Pensando al Sol de noche

«El mejor de todos sería quien por sí mismo todo contemplara,
bueno sería también aquél que acatara lo que está bien dicho.
Pero el que ni por sí mismo contemplara ni escuchando a otro
se llevara algo al corazón, éste sería un hombre inútil».

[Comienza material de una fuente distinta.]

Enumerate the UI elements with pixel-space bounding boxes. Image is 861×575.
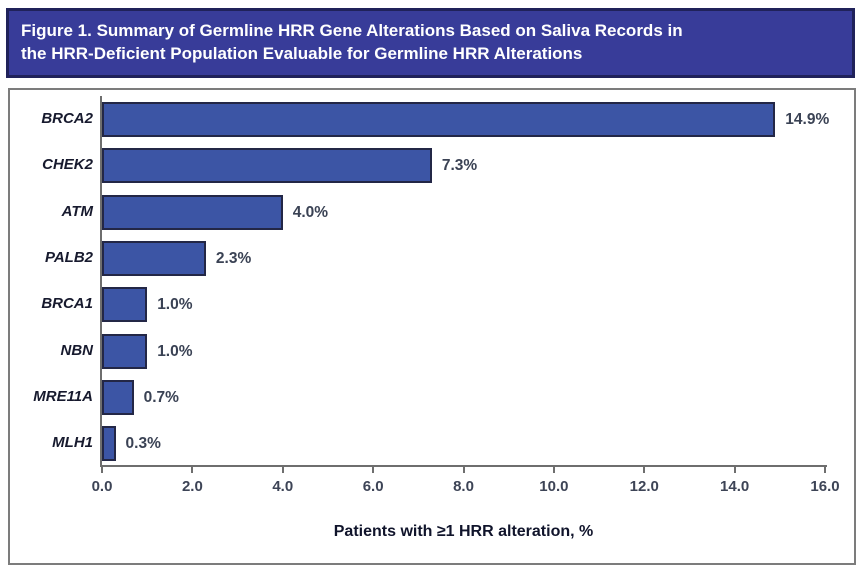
x-axis-tick-label: 12.0 [629,478,659,495]
value-label: 0.7% [143,388,179,406]
value-label: 0.3% [125,435,161,453]
bar [102,287,148,323]
value-label: 1.0% [157,342,193,360]
gene-label: NBN [60,341,94,359]
bar [102,426,116,462]
value-label: 2.3% [215,249,252,267]
x-axis-tick [824,465,826,473]
x-axis-tick [101,465,103,473]
x-axis-tick-label: 8.0 [453,478,474,495]
bar [102,148,432,184]
gene-label: PALB2 [44,248,93,266]
gene-label: BRCA2 [41,110,93,127]
x-axis-tick-label: 16.0 [810,478,840,495]
x-axis-tick [643,465,646,473]
x-axis-tick [462,465,465,473]
chart-panel: 0.0 2.0 4.0 6.0 8.0 10.0 12.0 14.0 16.0 BRCA2 14.9… [8,88,856,565]
x-axis-tick-label: 4.0 [272,478,294,495]
bar [102,240,206,276]
gene-label: CHEK2 [42,156,93,174]
bar [102,194,283,230]
bar [102,379,134,415]
x-axis-tick-label: 10.0 [539,478,569,495]
value-label: 14.9% [785,111,830,128]
gene-label: BRCA1 [41,295,93,313]
bar [102,102,776,137]
value-label: 4.0% [292,203,329,221]
plot-area: 0.0 2.0 4.0 6.0 8.0 10.0 12.0 14.0 16.0 BRCA2 14.9… [10,90,854,563]
figure-title-line2: the HRR-Deficient Population Evaluable f… [21,44,583,63]
figure-title-line1: Figure 1. Summary of Germline HRR Gene A… [21,21,683,40]
bar [102,333,148,369]
x-axis-tick [281,465,284,473]
x-axis-tick [191,465,194,473]
x-axis-tick-label: 0.0 [91,478,113,495]
gene-label: ATM [61,202,93,220]
x-axis-title: Patients with ≥1 HRR alteration, % [333,523,594,540]
x-axis-tick-label: 6.0 [362,478,384,495]
value-label: 1.0% [157,296,193,314]
x-axis-tick [733,465,736,473]
figure-title-banner: Figure 1. Summary of Germline HRR Gene A… [6,8,855,78]
y-axis [100,96,102,465]
value-label: 7.3% [441,157,478,175]
x-axis-tick [552,465,555,473]
gene-label: MLH1 [52,434,93,452]
x-axis-tick-label: 14.0 [720,478,750,495]
x-axis-tick [372,465,375,473]
gene-label: MRE11A [33,387,93,405]
x-axis-tick-label: 2.0 [181,478,203,495]
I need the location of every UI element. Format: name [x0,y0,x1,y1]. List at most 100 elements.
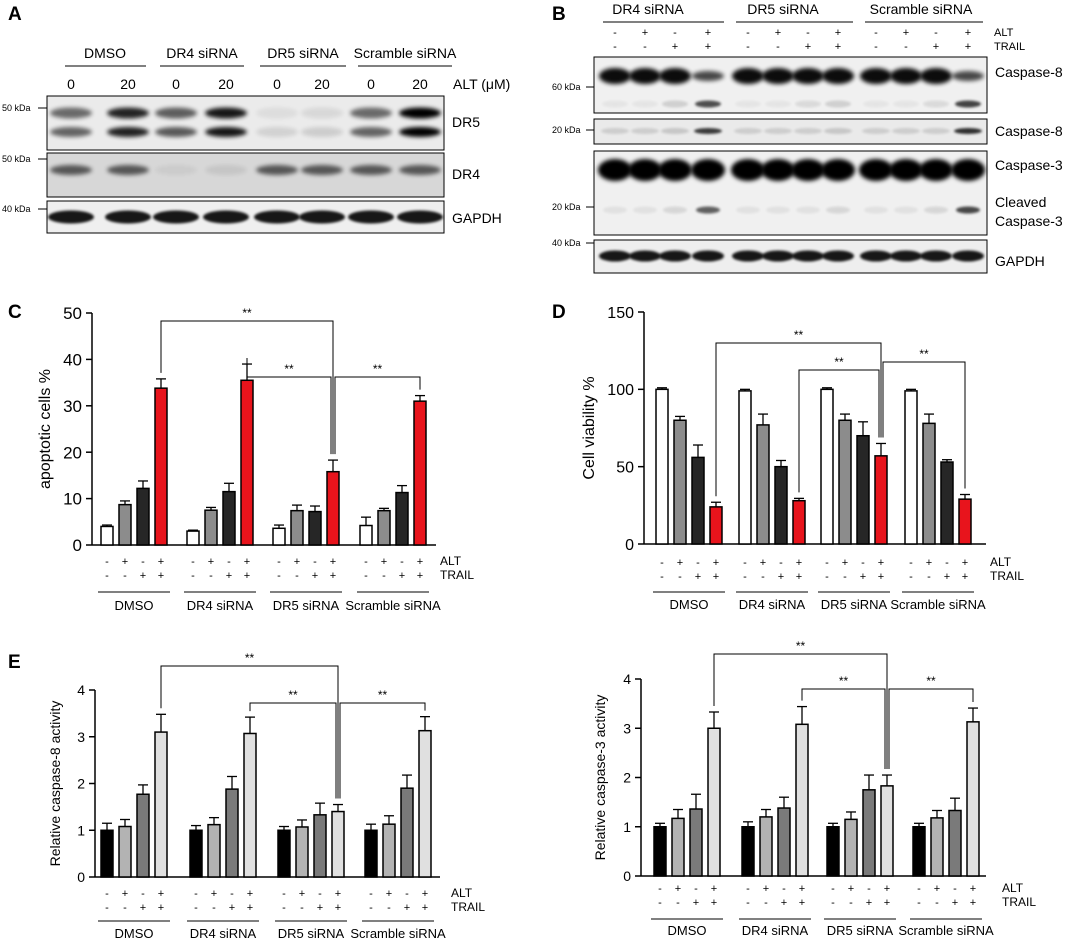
blot-a-band-gapdh [299,210,345,224]
blot-a-dose: 0 [273,76,281,92]
blot-a-dose: 20 [120,76,136,92]
blot-b-band-gapdh [599,250,631,262]
bar [154,731,168,878]
significance-bracket [882,361,966,489]
blot-b-alt-sign: + [705,27,711,39]
alt-sign: - [694,883,698,895]
blot-b-band-casp3-cleaved [924,206,948,214]
group-label: DR5 siRNA [273,598,340,613]
panel-letter-c: C [8,302,22,323]
alt-sign: + [796,557,802,569]
blot-b-band-casp8-cleaved [824,128,852,134]
blot-b-band-label: Cleaved [995,194,1046,210]
blot-a-band-dr5-lower [301,127,343,137]
blot-b-band-gapdh [952,250,984,262]
alt-sign: + [244,556,250,568]
alt-sign: - [369,888,373,900]
blot-a-band-dr4 [399,165,441,175]
blot-a-band-dr5-lower [155,127,197,137]
trail-sign: + [860,571,866,583]
blot-b-marker: 20 kDa [552,202,581,212]
alt-sign: - [277,556,281,568]
y-tick-label: 4 [77,682,85,698]
blot-b-alt-sign: + [835,27,841,39]
blot-b-band-label: Caspase-3 [995,157,1063,173]
alt-sign: - [782,883,786,895]
y-axis-label: apoptotic cells % [37,369,54,489]
blot-b-band-casp8-intermediate [632,100,658,108]
blot-a-band-dr5-upper [50,107,92,119]
blot-b-trail-sign: - [643,41,647,53]
blot-a-band-dr4 [155,165,197,175]
blot-b-trail-sign: + [933,41,939,53]
blot-b-alt-sign: - [874,27,878,39]
trail-sign: + [799,897,805,909]
significance-bracket [160,665,339,799]
trail-sign: - [123,570,127,582]
blot-b-trail-sign: - [746,41,750,53]
alt-sign: + [211,888,217,900]
alt-sign: + [970,883,976,895]
blot-b-band-gapdh [792,250,824,262]
group-label: DR4 siRNA [742,923,809,938]
blot-b-alt-sign: + [775,27,781,39]
blot-b-band-casp8 [890,68,922,84]
trail-row-label: TRAIL [440,568,474,582]
blot-a-band-dr5-upper [256,107,298,119]
alt-sign: + [842,557,848,569]
trail-sign: + [404,902,410,914]
alt-sign: + [386,888,392,900]
trail-sign: - [764,897,768,909]
blot-b-band-casp3 [951,159,985,181]
alt-sign: + [878,557,884,569]
blot-b-band-casp8 [860,68,892,84]
trail-sign: - [369,902,373,914]
blot-b-band-casp8-cleaved [892,128,920,134]
chart-caspase-8-activity: 0 1 2 3 4 Relative caspase-8 activity - - + - - + + +… [47,651,485,941]
trail-sign: - [927,571,931,583]
panel-letter-b: B [552,4,566,25]
blot-b-band-casp8 [732,68,764,84]
blot-a-band-label: DR4 [452,166,480,182]
alt-sign: - [141,556,145,568]
blot-b-band-casp8-intermediate [795,100,821,108]
blot-b-band-gapdh [920,250,952,262]
trail-sign: + [140,902,146,914]
y-tick-label: 50 [63,304,82,323]
blot-b-band-gapdh [732,250,764,262]
bar [395,491,409,546]
trail-sign: - [105,570,109,582]
bar [655,388,669,545]
blot-a-band-dr5-upper [399,107,441,119]
trail-row-label: TRAIL [451,900,485,914]
blot-a-band-label: DR5 [452,114,480,130]
blot-a-band-gapdh [397,210,443,224]
blot-b-band-gapdh [659,250,691,262]
blot-a-band-label: GAPDH [452,210,502,226]
alt-sign: - [660,557,664,569]
blot-b-trail-sign: + [805,41,811,53]
blot-a-band-gapdh [48,210,94,224]
blot-b-alt-sign: - [806,27,810,39]
alt-sign: + [335,888,341,900]
trail-sign: + [229,902,235,914]
bar [844,818,858,877]
bar [930,817,944,877]
blot-b-band-casp3-cleaved [894,206,918,214]
bar [671,817,685,877]
bar [382,823,396,878]
significance-bracket [798,369,880,493]
significance-bracket [334,376,421,455]
blot-a-band-dr5-upper [107,107,149,119]
alt-sign: + [381,556,387,568]
y-tick-label: 40 [63,351,82,370]
group-label: DR5 siRNA [278,926,345,941]
alt-row-label: ALT [1002,881,1024,895]
group-label: Scramble siRNA [350,926,446,941]
alt-sign: + [417,556,423,568]
y-tick-label: 0 [623,868,631,884]
blot-a-band-gapdh [153,210,199,224]
blot-b-alt-sign: - [613,27,617,39]
bar [295,826,309,878]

–Aristóteles citando a Hesíodo

La verdad es clara, no porque se vea fácilmente, sino porque tiene su brillo propio. No es su culpa que se nos opaquen los ojos. Algunas cosas resplandecen en la superficie, otras sólo reflejan como espejos, aún otras están dentro de las nubes pesadas de lluvia palpitando en instantes y apagándose de nuevo, o bajo días de arena sobre arena y tierra sobre tierra y piedra sobre piedra. Unas lucen suspendidas en el silencio de la noche. Muchas de ellas estarán quién sabe dónde, escondidas, esperando. Pero una de las mejor resguardadas refulge en el pecho de unos –muy pocos– que aman con tiempo y cuidado el ardor de buscar la claridad de la verdad. Y nosotros, de ojos opacos, por lo menos habríamos de aguzar los oídos y escucharlos. Pues no estamos exentos: hay también cierta opacidad de los oídos. Y nada, si no nosotros mismos, impedirá que también ésos se nos vuelvan romos entre tantas voces que resuenan sólo obscuridad.